I really appreciated most of Alex White's comments and fan speculation opinions. Besides the predominant focus on the human stories and the "Aliens as a force of nature" which I'm not completely on board with, I'm very much in agreement that I'm not a fan of "Alien Kryptonite" variants which are becoming more and more frequent. I also would like to believe that once a hugger is on you, that it's a death sentence. It makes sense for a versatile organism like that to have multiple biological fail-safes. I do like the idea that if you have to have it possible for the burster to be removed, that Alex's horrific example which they also mentioned in their other recent podcast appearance, where they imagine that the host would continue to produce chestbursters, could be a horrific way to go. Imagine barely successfully removing a Chestburster, only to not realize that after a day or more it started to grow back and you burst unexpectedly falsely thinking you've been saved.
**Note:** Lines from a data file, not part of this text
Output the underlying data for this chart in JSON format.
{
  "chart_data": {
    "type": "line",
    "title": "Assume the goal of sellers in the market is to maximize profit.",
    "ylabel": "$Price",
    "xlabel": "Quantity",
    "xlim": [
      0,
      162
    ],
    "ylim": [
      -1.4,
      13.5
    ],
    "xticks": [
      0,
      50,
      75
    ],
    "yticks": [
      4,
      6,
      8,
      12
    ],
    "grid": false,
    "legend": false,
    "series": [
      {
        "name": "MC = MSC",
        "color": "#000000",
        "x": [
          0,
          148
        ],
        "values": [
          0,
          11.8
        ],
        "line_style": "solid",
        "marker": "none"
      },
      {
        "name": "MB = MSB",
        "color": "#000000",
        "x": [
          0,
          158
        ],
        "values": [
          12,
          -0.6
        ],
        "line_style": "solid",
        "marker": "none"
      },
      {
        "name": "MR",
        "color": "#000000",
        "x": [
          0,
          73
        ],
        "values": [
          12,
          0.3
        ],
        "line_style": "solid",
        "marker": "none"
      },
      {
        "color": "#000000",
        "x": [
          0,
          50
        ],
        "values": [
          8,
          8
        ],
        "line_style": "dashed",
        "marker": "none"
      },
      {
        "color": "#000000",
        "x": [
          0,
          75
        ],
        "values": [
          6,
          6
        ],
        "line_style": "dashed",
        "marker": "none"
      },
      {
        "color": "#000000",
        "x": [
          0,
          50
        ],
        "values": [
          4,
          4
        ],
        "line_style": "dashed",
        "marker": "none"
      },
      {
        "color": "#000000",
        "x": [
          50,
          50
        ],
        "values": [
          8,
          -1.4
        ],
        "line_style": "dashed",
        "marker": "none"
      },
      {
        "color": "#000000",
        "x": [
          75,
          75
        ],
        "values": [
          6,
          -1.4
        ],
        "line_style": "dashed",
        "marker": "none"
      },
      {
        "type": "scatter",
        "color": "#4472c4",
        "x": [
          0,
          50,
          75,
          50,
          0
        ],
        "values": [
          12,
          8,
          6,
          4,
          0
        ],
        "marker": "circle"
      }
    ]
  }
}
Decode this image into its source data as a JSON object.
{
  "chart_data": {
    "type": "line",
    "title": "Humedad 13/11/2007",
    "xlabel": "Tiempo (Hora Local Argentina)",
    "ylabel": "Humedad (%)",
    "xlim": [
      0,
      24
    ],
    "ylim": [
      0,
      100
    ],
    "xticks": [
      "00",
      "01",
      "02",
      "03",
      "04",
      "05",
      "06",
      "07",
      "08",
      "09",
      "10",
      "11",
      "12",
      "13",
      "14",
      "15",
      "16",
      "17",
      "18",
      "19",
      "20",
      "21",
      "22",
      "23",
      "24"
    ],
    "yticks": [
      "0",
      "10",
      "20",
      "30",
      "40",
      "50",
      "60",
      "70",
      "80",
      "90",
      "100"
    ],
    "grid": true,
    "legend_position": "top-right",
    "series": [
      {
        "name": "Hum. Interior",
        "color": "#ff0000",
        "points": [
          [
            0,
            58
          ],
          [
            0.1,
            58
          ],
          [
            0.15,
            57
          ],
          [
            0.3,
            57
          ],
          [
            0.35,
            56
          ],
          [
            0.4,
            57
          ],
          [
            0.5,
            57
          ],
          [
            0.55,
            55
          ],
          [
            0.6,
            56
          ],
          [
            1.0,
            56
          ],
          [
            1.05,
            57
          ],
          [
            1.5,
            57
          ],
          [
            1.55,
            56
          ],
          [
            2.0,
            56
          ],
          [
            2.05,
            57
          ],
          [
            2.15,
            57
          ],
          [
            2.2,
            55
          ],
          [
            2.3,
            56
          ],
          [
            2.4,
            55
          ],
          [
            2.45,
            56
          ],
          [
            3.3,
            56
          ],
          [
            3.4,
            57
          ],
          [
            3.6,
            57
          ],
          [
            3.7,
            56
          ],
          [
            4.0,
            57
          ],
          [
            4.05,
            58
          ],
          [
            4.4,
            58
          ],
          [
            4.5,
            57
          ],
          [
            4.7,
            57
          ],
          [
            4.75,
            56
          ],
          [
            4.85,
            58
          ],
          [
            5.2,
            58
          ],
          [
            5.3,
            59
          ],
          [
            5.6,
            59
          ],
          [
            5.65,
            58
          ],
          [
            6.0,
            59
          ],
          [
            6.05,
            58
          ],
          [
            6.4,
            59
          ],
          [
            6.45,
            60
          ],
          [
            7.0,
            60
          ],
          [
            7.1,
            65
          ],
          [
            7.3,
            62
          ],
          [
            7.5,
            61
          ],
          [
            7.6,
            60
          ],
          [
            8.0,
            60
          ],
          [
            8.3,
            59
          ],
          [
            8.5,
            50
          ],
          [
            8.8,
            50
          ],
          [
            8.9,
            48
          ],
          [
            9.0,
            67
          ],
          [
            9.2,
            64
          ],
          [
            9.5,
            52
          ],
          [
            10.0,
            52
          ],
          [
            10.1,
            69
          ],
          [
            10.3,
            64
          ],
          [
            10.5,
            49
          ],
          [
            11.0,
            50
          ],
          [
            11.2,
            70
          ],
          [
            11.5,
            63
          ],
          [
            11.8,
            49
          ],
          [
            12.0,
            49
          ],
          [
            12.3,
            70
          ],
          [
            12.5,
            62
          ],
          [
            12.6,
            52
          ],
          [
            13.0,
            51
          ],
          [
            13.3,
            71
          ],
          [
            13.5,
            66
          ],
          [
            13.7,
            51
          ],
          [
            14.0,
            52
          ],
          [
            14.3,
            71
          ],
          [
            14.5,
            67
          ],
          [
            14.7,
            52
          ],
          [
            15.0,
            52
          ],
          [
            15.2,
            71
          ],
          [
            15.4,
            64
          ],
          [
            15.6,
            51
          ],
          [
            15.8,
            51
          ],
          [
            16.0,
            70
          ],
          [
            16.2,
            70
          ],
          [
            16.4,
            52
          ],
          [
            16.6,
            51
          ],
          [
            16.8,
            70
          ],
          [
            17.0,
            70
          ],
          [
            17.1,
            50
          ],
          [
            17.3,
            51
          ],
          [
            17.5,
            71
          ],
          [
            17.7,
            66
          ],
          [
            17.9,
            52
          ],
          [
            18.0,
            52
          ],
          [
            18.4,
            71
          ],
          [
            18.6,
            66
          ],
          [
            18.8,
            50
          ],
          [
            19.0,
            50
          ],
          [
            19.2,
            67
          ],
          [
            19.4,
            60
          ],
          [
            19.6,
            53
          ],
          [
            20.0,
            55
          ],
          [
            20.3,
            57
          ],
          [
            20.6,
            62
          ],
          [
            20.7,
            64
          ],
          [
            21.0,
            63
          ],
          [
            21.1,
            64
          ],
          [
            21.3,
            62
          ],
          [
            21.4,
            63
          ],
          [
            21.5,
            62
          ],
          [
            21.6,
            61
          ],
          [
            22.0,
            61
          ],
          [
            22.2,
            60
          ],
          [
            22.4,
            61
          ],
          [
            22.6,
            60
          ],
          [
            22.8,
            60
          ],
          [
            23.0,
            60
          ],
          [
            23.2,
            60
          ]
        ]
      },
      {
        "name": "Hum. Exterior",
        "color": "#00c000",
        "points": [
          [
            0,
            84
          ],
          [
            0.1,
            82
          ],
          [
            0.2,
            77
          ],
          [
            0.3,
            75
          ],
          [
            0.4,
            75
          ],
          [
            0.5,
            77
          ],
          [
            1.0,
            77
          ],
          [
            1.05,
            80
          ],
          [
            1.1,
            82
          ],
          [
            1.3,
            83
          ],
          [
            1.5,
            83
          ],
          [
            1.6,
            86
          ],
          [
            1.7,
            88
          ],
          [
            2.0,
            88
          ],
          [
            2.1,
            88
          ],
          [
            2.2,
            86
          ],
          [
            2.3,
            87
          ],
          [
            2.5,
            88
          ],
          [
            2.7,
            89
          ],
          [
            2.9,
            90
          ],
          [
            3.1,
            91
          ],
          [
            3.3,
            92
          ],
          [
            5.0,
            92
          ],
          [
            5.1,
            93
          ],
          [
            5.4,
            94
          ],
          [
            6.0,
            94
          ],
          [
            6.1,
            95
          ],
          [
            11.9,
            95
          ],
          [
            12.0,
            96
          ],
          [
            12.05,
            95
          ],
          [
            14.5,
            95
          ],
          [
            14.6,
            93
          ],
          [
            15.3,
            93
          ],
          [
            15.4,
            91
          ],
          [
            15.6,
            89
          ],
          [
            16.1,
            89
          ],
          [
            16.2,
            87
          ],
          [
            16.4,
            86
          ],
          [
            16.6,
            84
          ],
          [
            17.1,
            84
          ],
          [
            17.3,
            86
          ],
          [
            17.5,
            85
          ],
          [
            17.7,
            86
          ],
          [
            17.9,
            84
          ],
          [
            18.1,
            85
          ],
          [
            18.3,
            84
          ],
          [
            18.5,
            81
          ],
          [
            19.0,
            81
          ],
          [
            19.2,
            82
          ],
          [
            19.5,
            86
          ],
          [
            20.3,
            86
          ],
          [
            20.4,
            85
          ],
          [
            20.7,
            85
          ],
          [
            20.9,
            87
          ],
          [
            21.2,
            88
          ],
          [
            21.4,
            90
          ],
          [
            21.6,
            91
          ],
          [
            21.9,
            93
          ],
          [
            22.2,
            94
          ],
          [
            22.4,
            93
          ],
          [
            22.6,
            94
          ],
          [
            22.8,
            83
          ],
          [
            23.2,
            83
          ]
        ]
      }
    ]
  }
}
While its great to hear Alex's thoughts on the matter, not sure if it can be classed as "confirming" anything. Unless Alex does have the authority to canonically confirm something, its probably just an opinion. Granted a good opinion since the idea of there being different versions of the stuff would atleast explain the inconsistencies. Though personally I would rather there be no black goo lol
Did prefer the original Prometheus treatment to the actual film for sure, with the beluga-morph and that the cargo hold did have different versions of the creature.